DAYTONA BEACH, Fla. — The 2021 Daytona Bike Week is just around the corner, but whether it is actually happening is still up in the air. 

What You Need To Know

  • Daytona Beach City Commission to discuss Bike Week plans Wednesday at 6 p.m.

  • The 80th Anniversary Bike Week is expected to take place in March

  • Businesses are already preparing, but are concerned permits will be pulled

The mayor and city commissioners are s​lated to discuss​ the issue and vote at their meeting on Wednesday at 6 p.m. 

Despite that, some businesses on Main Street are already preparing for the big event. Some places, like Biker Clothing Company, just finished stocking up on 2021 80th Anniversary Bike Week merchandise.

“It’s the 80th anniversary, it's a big deal for the city, it's a big deal for the businesses, it's a big deal to bolster our economy. It is just a big deal and we need to be allowed to have it,” said Kelly Green, manager of Biker Clothing Company.

However, Mayor Derrick Henry does not think things should go on as if it is business as usual. 

“The virus is really raging so I have deep concerns,” said Henry. “It's such a difficult decision but the reality is I feel bad because I realize that the businesses rely so heavily upon this event."

Private and public property plans will be presented at Wednesday 6 p.m. city commission meeting by the Bike Week Festival Task force. 

“I would like to see some balancing act," said Henry. "If you want to have outdoor vending, maybe they agree to have you know close the inside or maybe half the inside or a quarter”
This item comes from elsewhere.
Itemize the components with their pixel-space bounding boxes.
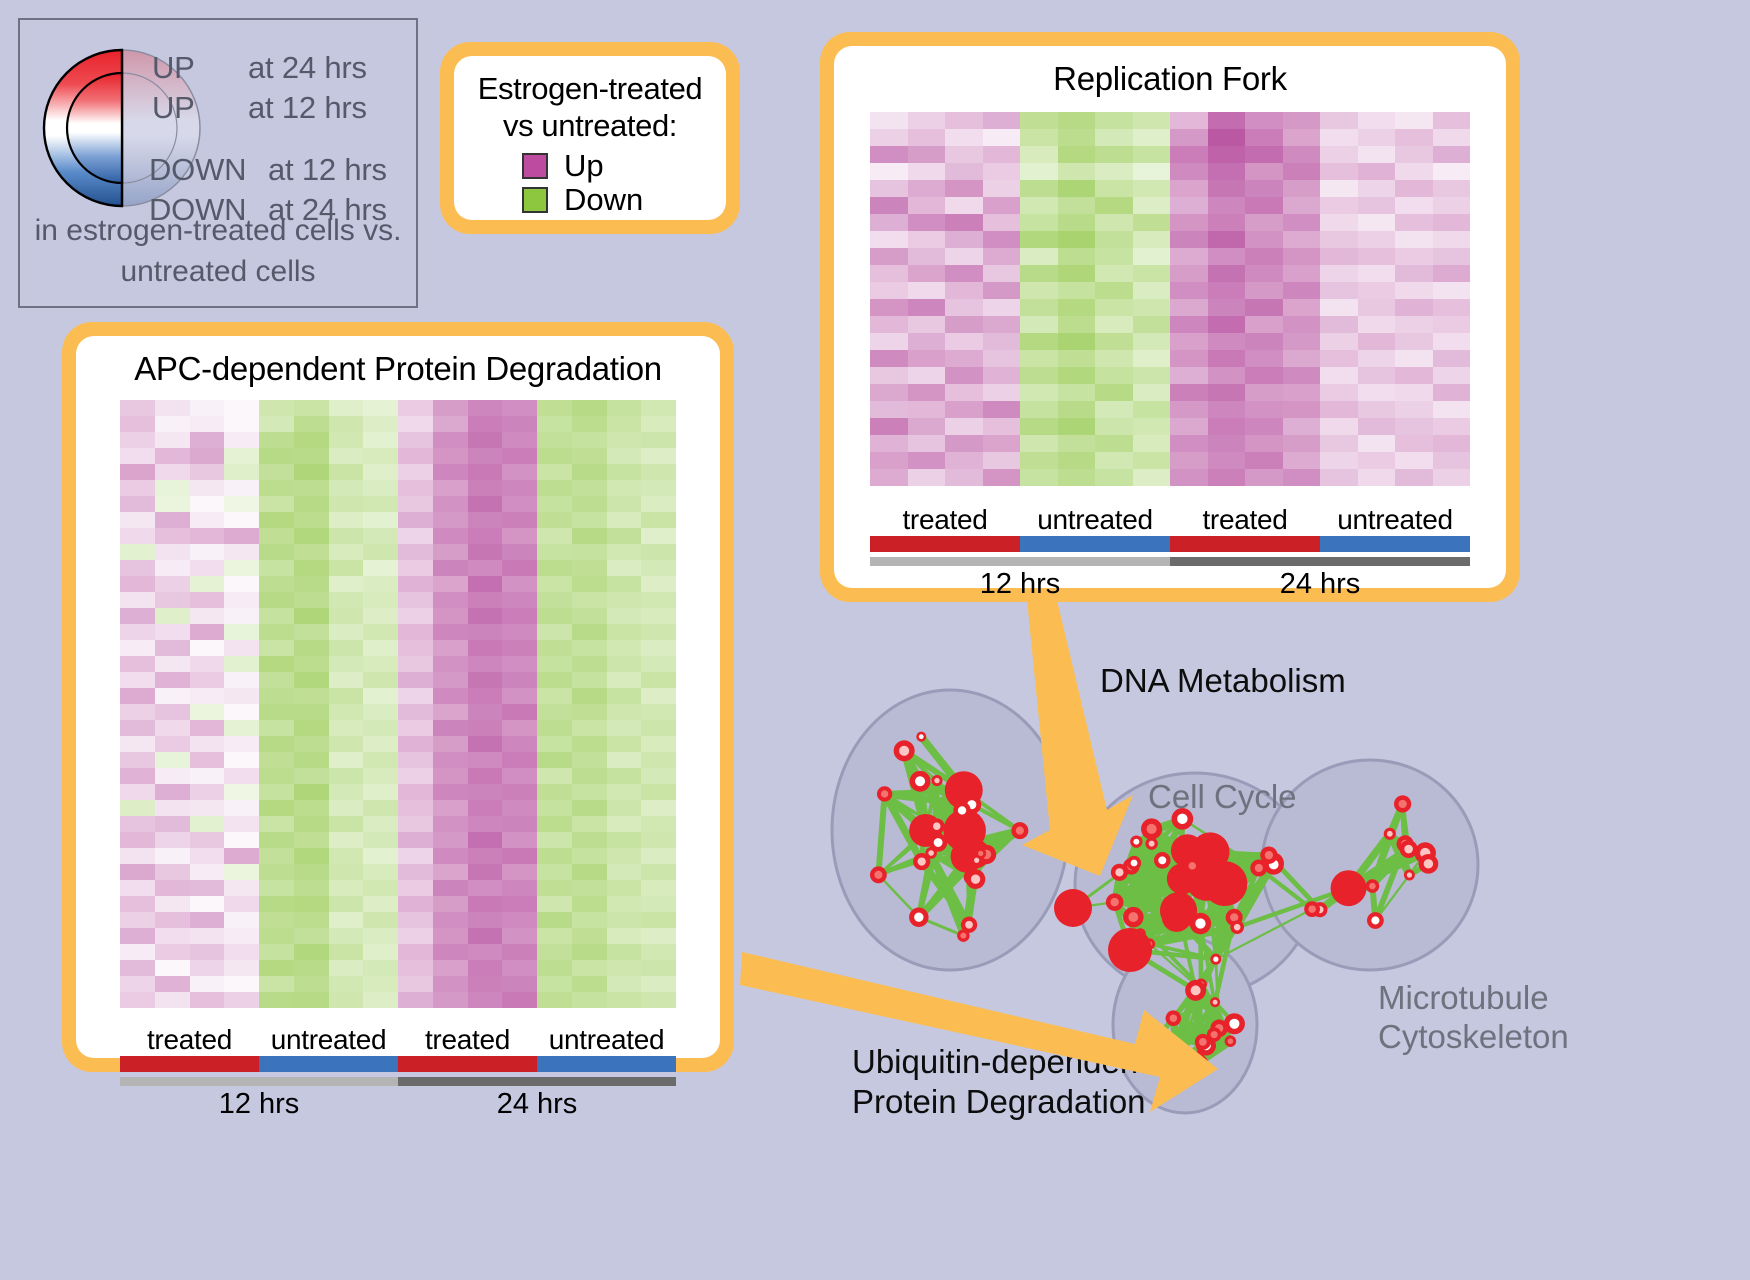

Last year, at the start of the pandemic, the city pulled permits for the last weekend of the 10-day event. Those permits allow vendors to do business and outdoor stages to be used, among other things. 

"That was devastating, that was our last big day of the show, everybody knows in the business that Saturday is your biggest day for business and we were shut down,” said Green. 

Then back in October, city leaders decided not to issue permits for the 2020 Biketoberfest event. Green says both decisions hurt her business greatly. 

 “Biketoberfest we were down at least 40% to 50%," said Green. "We didn’t have the normal, we didn’t have the people coming in. We were down so everybody suffered. It was not good, we can’t pay our bills like this.”

Henry explained all of these choices are tough ones. 

“I’ve never had to make a decision that tore me more than the decision this time a little more last year when I had to pull back those permits. But we haven’t changed, in fact we are a little worse than we were at that time, so I don't know how I can in good conscience say that I did that and that all of the sudden we are OK,” said Henry. 

While Green claimed she understands the city’s concerns, she is confident they can pull it off safely. But she’s worried she won’t get the chance, and is gravely concerned about what that will mean for her future. 

“I think it will be devastating consequences," said Green.  "I think it will be definitely devastating.”

Green believes with or without permits, she still expects bikers will come to town for their own Bike week, but she says it won’t have the same impact on local businesses.